Writing is often imagined as a solitary activity, but the development of writing in VCE — and in professional and literary contexts — is deeply social. Collaboration and discussion are not supplementary to the writing process; they are integral to it. Understanding why collaboration matters, and how to engage in it effectively, is a key component of VCAA English.
Every writer has blind spots — habitual patterns of thinking, default vocabulary, assumptions they cannot see precisely because they are so embedded. Another reader sees what you cannot. Genuine engagement with others’ perspectives breaks you out of your own frame and expands your range.
Ideas that seem clear in your own mind often reveal themselves as vague or underdeveloped when you try to articulate them to someone else. Discussion is a stress test for your thinking:
- If you cannot explain your idea clearly in conversation, your writing may not be as clear as you think
- Resistance from a peer often locates the exact place where your argument or narrative needs strengthening
Good discussion is generative, not just evaluative. Other people’s ideas trigger associations and directions you would not have reached alone. The best collaborations produce ideas that no individual participant could have generated independently.
Discussion — especially about craft and technique — builds the metalinguistic vocabulary you need for the Written Explanation and for analytical writing. When you talk about why a structural choice works, you internalise the vocabulary for articulating it in writing.
Sharing drafts with a peer and receiving specific, honest feedback. Key principles:
- Read the draft twice before responding
- Start with what is working and why (this is as useful as identifying problems)

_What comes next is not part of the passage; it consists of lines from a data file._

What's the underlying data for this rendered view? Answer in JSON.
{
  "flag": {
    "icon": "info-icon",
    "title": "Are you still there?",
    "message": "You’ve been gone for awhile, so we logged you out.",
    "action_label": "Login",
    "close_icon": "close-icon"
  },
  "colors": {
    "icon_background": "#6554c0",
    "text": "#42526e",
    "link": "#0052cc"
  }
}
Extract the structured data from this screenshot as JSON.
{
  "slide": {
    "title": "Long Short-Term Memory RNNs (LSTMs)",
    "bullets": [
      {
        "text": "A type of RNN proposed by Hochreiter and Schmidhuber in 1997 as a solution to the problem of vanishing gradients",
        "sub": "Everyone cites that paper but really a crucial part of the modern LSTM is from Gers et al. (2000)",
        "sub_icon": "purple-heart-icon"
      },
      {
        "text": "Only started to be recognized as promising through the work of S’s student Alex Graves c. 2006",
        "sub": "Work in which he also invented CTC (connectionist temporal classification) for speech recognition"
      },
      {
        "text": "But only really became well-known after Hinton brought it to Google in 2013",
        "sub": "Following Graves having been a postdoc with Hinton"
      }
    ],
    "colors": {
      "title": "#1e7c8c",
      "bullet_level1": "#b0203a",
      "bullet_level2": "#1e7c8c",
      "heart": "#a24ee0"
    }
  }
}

- Be specific about problems: ‘The transition between these two paragraphs is abrupt’ not ‘the structure is confusing’
- Suggest possibilities rather than prescribing solutions
A group reads and discusses a piece together. The writer is typically silent while others discuss, then responds. This convention forces the writer to listen rather than defend.
Discussing mentor texts with peers reveals how different readers interpret craft choices differently — and this plurality is a resource. A technique one reader finds affecting, another finds overwrought; exploring this gap deepens everyone’s understanding.
Regular meetings of small groups to share work-in-progress. Over time, group members develop shared frameworks and vocabulary for discussing craft.
| Role | Good Practice |
|---|---|
| As a writer receiving feedback | Listen without defending; ask clarifying questions; take notes |
| As a reader giving feedback | Be specific, be honest, be generous; focus on the writing’s goals |
| As a discussion participant | Build on others’ ideas; invite quieter voices; disagree respectfully |
On defensiveness: It is natural to feel protective of your writing. Distinguish between feedback that doesn’t fit your intention (you can note it and move on) and feedback that locates a genuine problem (act on it). The ability to do this discernment is a mark of mature writing practice.
VCAA specifically values discussion as a means of developing and extending ideas. The conversations you have in class — about mentor texts, about your own and others’ drafts, about themes and techniques — are not separate from writing; they are part of the writing process. Ideas refined in discussion emerge in clearer, more developed form in writing.
KEY TAKEAWAY: Collaboration is not about getting someone else to fix your writing. It is about using other minds to develop your own. The writer who engages genuinely with feedback and discussion almost always produces stronger work than the writer who treats the process as a series of isolated solo exercises.